I am not going to take you step by step through the over 3-hour-long debate, but suffice it to say that the above explanations are as scientific and logical and Ken Ham gets. Bill Nye continues trying to urge people to look at the evidence and learn and discover, and Ham does get to the point where when asked “what evidence, aside from the Bible, can you give to support your theory of Creationism?” he actually gives no evidence at all, and instead gives a slightly lengthy discussion about the Bible and why God is infinite, all-powerful, and great (and that the stars are proof of God's power), before saying that we just can’t know what happened in the past, but “we can be great scientists in the present.”

My absolute favorite question of the night, during the Q&A:
“What, if anything, could change your belief in Creationism or Evolution?”
Ham: Nothing. Ever. God is great and the Bible explains everything exactly as it happened.
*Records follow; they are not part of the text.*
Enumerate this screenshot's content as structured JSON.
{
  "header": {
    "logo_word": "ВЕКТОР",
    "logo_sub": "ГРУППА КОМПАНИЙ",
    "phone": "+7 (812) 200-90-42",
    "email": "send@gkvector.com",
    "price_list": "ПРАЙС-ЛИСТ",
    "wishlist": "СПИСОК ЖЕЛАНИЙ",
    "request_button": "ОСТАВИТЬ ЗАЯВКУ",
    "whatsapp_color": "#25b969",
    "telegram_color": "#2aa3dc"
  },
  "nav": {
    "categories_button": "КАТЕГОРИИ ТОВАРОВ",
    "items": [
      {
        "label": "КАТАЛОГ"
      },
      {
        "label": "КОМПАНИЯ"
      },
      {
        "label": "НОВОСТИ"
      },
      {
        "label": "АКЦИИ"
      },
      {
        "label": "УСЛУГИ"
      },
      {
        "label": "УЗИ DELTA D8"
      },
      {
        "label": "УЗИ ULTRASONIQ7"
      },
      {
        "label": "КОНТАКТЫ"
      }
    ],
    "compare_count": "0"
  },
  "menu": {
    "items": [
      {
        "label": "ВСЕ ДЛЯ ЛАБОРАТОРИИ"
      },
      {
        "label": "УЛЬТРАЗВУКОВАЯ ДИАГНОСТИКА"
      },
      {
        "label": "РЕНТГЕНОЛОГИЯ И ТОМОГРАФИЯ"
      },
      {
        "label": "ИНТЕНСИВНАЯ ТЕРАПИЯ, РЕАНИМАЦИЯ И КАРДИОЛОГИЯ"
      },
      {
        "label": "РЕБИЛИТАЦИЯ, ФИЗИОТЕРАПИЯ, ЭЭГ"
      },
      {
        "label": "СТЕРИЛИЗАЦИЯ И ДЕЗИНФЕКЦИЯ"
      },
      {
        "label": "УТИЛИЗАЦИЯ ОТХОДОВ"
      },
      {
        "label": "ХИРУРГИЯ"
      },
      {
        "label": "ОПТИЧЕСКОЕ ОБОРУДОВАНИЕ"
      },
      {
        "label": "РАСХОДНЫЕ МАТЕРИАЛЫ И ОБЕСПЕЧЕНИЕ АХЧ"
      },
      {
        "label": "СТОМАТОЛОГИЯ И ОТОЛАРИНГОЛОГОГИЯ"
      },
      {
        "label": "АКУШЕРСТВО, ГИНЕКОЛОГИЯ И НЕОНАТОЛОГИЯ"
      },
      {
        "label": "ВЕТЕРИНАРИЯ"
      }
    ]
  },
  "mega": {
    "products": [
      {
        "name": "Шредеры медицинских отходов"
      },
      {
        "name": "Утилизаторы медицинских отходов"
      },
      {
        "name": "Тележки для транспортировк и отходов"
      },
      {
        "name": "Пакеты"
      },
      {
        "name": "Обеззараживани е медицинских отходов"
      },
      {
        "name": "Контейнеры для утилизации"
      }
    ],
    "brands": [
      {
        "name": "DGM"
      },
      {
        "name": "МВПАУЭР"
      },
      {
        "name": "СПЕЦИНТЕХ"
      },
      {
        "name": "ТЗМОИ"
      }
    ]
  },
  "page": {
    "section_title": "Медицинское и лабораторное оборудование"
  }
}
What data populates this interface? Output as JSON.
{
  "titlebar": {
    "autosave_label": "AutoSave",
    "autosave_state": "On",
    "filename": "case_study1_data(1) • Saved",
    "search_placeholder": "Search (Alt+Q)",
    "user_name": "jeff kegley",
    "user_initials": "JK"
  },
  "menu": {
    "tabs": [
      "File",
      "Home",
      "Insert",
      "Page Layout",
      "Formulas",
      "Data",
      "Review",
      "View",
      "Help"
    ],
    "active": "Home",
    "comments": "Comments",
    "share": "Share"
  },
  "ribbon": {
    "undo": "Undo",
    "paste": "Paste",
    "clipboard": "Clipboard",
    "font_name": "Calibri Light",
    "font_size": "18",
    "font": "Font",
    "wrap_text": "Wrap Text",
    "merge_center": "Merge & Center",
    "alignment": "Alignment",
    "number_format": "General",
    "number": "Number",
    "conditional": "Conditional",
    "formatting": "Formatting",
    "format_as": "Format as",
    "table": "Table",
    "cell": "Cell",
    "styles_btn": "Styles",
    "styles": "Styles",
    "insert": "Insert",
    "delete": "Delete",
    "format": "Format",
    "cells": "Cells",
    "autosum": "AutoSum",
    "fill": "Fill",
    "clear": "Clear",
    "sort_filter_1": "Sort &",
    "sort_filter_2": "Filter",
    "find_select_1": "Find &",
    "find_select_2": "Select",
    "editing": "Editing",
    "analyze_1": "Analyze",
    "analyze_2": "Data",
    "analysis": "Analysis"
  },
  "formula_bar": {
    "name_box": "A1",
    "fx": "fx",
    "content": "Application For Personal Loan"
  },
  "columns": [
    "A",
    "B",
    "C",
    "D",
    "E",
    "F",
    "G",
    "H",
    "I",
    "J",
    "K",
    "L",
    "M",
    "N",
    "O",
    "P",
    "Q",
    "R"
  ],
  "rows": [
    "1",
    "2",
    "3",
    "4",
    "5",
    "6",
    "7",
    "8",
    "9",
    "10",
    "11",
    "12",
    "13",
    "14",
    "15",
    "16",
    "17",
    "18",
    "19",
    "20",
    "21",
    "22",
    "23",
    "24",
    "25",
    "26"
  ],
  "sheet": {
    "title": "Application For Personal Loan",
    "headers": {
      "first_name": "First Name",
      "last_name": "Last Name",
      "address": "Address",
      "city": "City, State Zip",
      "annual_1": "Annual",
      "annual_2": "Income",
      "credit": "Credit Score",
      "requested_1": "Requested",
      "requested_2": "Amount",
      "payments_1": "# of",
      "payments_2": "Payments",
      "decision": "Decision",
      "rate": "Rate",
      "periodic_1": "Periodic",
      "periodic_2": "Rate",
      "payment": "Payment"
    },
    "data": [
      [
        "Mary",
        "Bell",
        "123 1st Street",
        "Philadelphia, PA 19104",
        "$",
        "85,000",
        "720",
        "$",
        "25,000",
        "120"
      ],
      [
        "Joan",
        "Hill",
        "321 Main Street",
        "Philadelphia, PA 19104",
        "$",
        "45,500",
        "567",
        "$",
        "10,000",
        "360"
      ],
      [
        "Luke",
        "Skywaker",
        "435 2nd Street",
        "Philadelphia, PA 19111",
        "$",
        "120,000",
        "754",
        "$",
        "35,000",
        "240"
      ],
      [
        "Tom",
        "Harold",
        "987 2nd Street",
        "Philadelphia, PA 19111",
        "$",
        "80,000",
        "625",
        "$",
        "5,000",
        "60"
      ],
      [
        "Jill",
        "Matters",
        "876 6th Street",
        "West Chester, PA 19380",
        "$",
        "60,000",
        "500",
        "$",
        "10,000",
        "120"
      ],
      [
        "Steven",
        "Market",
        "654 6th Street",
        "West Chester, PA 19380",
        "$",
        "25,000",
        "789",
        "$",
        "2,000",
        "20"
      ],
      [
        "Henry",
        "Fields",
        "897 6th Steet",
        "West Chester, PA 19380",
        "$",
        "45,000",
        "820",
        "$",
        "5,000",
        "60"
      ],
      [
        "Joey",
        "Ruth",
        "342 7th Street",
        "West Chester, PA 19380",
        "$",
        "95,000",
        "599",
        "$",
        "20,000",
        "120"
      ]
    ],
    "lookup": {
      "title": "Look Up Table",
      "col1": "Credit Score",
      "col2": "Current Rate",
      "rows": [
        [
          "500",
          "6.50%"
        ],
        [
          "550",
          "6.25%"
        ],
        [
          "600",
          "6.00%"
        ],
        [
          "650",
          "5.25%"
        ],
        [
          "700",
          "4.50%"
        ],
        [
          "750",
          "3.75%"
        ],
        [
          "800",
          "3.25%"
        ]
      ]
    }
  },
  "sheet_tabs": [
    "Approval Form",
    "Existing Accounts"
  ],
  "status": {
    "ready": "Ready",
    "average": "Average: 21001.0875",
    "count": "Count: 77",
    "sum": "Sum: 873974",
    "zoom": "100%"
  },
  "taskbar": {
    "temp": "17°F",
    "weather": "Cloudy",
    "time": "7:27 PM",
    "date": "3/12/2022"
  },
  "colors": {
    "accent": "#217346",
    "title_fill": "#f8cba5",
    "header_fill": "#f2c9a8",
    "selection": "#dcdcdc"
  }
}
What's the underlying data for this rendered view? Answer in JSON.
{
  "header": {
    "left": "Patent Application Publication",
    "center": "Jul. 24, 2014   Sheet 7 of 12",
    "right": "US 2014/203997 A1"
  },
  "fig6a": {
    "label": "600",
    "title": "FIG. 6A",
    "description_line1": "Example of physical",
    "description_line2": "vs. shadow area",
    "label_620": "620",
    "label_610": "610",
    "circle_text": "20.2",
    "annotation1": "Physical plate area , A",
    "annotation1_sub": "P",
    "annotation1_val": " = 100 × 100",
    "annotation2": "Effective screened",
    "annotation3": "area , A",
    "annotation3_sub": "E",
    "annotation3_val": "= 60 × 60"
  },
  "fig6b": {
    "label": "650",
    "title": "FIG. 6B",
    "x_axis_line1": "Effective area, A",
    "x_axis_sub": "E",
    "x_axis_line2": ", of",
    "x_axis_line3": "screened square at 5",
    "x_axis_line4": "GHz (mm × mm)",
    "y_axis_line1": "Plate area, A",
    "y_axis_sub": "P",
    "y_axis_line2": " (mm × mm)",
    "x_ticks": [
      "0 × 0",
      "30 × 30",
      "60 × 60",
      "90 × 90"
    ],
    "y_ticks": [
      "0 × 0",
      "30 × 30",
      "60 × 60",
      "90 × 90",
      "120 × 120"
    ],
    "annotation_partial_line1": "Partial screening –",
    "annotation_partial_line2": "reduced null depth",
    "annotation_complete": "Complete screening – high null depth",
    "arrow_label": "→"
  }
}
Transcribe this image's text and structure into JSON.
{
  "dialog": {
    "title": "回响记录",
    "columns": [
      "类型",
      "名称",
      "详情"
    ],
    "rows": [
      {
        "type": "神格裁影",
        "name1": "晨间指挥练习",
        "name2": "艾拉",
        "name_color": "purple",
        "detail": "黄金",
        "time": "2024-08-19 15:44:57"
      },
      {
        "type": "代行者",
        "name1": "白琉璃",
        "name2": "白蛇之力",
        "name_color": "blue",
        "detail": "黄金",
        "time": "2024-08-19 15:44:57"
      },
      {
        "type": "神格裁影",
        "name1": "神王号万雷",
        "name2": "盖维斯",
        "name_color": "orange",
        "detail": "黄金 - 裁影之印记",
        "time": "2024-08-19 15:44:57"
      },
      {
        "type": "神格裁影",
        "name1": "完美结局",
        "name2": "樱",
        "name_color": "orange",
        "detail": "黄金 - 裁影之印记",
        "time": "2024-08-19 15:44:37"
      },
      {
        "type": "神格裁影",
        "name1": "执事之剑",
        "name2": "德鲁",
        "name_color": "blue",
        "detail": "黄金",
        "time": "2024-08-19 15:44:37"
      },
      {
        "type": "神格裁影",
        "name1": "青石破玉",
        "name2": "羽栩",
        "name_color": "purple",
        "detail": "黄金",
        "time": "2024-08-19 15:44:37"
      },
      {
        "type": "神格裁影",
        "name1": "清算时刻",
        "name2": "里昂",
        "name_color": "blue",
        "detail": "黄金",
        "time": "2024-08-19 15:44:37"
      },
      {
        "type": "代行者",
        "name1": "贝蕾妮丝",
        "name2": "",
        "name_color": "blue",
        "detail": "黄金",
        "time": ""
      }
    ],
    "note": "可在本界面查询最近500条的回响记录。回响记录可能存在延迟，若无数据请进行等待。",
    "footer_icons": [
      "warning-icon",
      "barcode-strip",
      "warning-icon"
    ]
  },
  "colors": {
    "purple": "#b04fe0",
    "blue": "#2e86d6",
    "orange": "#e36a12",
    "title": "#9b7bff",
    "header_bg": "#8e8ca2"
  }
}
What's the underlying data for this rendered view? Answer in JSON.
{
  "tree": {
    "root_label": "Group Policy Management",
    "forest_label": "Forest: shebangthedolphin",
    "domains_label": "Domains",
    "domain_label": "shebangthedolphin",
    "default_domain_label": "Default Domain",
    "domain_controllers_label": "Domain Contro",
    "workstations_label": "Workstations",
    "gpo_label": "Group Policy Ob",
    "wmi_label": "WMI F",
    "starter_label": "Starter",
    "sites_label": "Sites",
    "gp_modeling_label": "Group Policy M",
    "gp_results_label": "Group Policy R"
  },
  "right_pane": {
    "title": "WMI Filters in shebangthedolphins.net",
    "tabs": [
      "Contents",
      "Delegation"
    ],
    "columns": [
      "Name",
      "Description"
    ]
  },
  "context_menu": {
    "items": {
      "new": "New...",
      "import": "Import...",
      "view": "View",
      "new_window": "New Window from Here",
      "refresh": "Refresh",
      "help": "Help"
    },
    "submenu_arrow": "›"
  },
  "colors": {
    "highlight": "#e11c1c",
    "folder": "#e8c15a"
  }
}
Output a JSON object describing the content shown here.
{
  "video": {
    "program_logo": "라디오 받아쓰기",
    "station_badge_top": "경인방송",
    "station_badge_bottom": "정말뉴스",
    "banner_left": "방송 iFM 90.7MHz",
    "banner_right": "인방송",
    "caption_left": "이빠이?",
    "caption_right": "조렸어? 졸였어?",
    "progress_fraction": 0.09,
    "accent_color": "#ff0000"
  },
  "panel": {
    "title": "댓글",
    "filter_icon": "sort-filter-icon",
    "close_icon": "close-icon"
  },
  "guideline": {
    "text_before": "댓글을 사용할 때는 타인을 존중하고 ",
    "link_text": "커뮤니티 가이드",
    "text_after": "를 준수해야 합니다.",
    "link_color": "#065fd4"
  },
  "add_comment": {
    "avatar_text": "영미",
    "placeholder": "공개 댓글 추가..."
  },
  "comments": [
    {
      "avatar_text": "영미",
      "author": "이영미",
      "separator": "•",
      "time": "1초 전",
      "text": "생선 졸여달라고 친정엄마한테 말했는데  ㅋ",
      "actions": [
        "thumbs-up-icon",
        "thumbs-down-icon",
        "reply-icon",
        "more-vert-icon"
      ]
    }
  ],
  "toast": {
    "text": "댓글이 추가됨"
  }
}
Nye: Literally if any shred of evidence challenged what I currently believe, I would embrace it and change my view to fit with the new understanding that new evidence could provide. Science is about learning and discovery, and if you make any evidence supporting any other model, then you will literally change the world. Science is about adjusting theories based on ALL the evidence we have, so anything new would be welcomed and learned about and added to evolving theories.
While I wanted to come into this debate open-minded, as I do truly enjoy hearing why people believe other things, I was disappointed by Ham’s debate becoming a sales pitch for the Bible. As Nye pointed out, religion and faith are important, seeing as so many billions of people have it and find comfort in it, but it shouldn't change the way we view our natural world and how we can continue to understand the world around us.

In conclusion: Bill Nye is awesome, is definitely still the Science Guy, looks great in a bow tie, hasn't aged as much as you’d think, sits on the boards of many science-y things (he is Executive Director of the Planetary Society), and has this whole science thing down to a SCIENCE! (zing!)

I’m not saying Ken Ham is a whacko, but he truly believes that we can’t understand or know anything about the past because we weren't there to see it.

Umm...I wonder if he “believes” in the Civil War? We have plenty of evidence saying it happened, but I wasn't actually there to witness any battles. Wait, now I believe the US hasn’t been involved in any wars prior to 27 years ago. You can tell me I’m wrong, but you can’t TRULY prove it, because you weren't THERE.